Pakistan has approved the Annual Delivery Plan (ADP) for 2026, enabling the diversion of 35 long-term LNG cargoes by Qatar and Italian firm ENI after months of uncertainty, The News reported.Â
The decision is aimed at easing the country’s mounting gas surplus and stabilising a transmission system under pressure from declining national demand.
As per report, Qatar will divert 24 of the 29 cargoes that Pakistan requested under the non-performance delivery (NPD) clause in its long-term supply contracts. Under this clause, if a diverted cargo sells above Pakistan’s term price, the profit goes to Qatar; if it sells below the term rate, Pakistan State Oil (PSO) must absorb the loss.
ENI will divert 11 cargoes under a separate negotiated settlement with Pakistan LNG Limited (PLL). Unlike Qatar’s mechanism, profit or loss on ENI’s diverted shipments will be shared between the two sides.
The government has decided that it will not absorb any losses on cargoes diverted under the NPD clause.

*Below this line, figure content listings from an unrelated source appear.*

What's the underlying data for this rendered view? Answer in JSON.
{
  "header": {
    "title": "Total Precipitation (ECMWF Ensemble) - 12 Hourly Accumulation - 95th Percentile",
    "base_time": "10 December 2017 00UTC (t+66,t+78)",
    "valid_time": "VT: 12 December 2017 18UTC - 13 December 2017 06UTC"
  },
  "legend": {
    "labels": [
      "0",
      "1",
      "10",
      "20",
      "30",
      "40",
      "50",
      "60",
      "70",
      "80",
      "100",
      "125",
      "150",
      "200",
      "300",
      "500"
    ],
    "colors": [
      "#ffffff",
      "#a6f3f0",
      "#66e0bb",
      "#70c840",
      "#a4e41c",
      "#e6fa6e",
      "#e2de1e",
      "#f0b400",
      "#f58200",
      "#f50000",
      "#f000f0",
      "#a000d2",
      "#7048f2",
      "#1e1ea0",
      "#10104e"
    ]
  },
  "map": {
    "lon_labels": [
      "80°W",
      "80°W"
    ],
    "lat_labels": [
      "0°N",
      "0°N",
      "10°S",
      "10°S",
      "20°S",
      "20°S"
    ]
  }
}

Any shortfall from low international prices will instead be passed on to RLNG consumers, including power plants, export-oriented industries, the CNG sector, and domestic users receiving RLNG-based supplies.

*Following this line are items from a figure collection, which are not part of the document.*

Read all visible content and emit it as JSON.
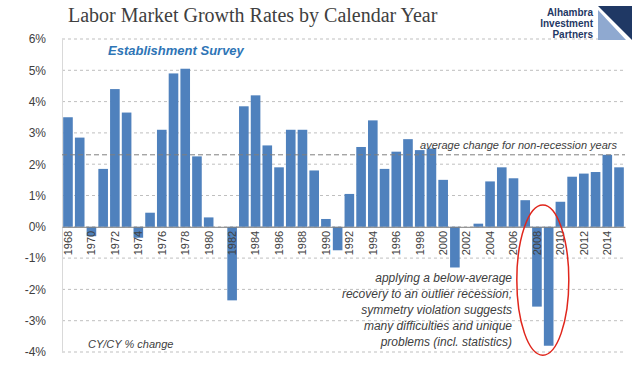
{
  "chart_data": {
    "type": "bar",
    "title": "Labor Market Growth Rates by Calendar Year",
    "subtitle": "Establishment Survey",
    "brand": [
      "Alhambra",
      "Investment",
      "Partners"
    ],
    "y_label": "CY/CY % change",
    "categories": [
      "1968",
      null,
      "1970",
      null,
      "1972",
      null,
      "1974",
      null,
      "1976",
      null,
      "1978",
      null,
      "1980",
      null,
      "1982",
      null,
      "1984",
      null,
      "1986",
      null,
      "1988",
      null,
      "1990",
      null,
      "1992",
      null,
      "1994",
      null,
      "1996",
      null,
      "1998",
      null,
      "2000",
      null,
      "2002",
      null,
      "2004",
      null,
      "2006",
      null,
      "2008",
      null,
      "2010",
      null,
      "2012",
      null,
      "2014",
      null
    ],
    "values": [
      3.5,
      2.85,
      -0.3,
      1.85,
      4.4,
      3.65,
      -0.35,
      0.45,
      3.1,
      4.9,
      5.05,
      2.25,
      0.3,
      0,
      -2.35,
      3.85,
      4.2,
      2.6,
      1.9,
      3.1,
      3.1,
      1.8,
      0.25,
      -0.75,
      1.05,
      2.55,
      3.4,
      1.85,
      2.4,
      2.8,
      2.45,
      2.5,
      1.5,
      -1.3,
      0,
      0.1,
      1.45,
      1.9,
      1.55,
      0.85,
      -2.55,
      -3.8,
      0.8,
      1.6,
      1.7,
      1.75,
      2.3,
      1.9
    ],
    "color": "#4f81bd",
    "ylim": [
      -4,
      6
    ],
    "yticks": [
      {
        "value": -4,
        "label": "-4%"
      },
      {
        "value": -3,
        "label": "-3%"
      },
      {
        "value": -2,
        "label": "-2%"
      },
      {
        "value": -1,
        "label": "-1%"
      },
      {
        "value": 0,
        "label": "0%"
      },
      {
        "value": 1,
        "label": "1%"
      },
      {
        "value": 2,
        "label": "2%"
      },
      {
        "value": 3,
        "label": "3%"
      },
      {
        "value": 4,
        "label": "4%"
      },
      {
        "value": 5,
        "label": "5%"
      },
      {
        "value": 6,
        "label": "6%"
      }
    ],
    "grid": true,
    "reference_line": {
      "value": 2.3,
      "label": "average change for non-recession years"
    },
    "annotation": [
      "applying a below-average",
      "recovery to an outlier recession;",
      "symmetry violation suggests",
      "many difficulties and unique",
      "problems (incl. statistics)"
    ]
  }
}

Officials said the combined diversions will still leave Pakistan with 13 surplus LNG cargoes in 2026, given an estimated fall of more than 400 mmcfd in national gas demand. Prior to securing these arrangements, authorities had been preparing for up to 48 surplus cargoes.
Based on an average term price of $30 million per shipment, Pakistan is expected to save around $1.05 billion in foreign exchange. The reduction in LNG inflows will also allow the system operator to re-inject more locally produced gas, which had been constrained by high line-pack pressures in the transmission network. Consumers will receive system gas at roughly Rs1,000 per mmbtu instead of costlier RLNG priced at around Rs3,500 per mmbtu. Curtailment is expected to fall from 310 mmcfd to about 100 mmcfd next year.
Despite weakened demand, Pakistan remains bound by long-term commitments requiring the import of 120 LNG cargoes annually—108 from Qatar and 12 from ENI.Â
In 2025 alone, 11 ENI cargoes have been diverted, saving $300 million in import costs and generating $45 million in shared profit. Another 11 diversions expected in 2026 could save $230 million and yield up to $50 million in additional gains. A further 10 diversions planned for 2027 are forecast to bring in another $290–300 million.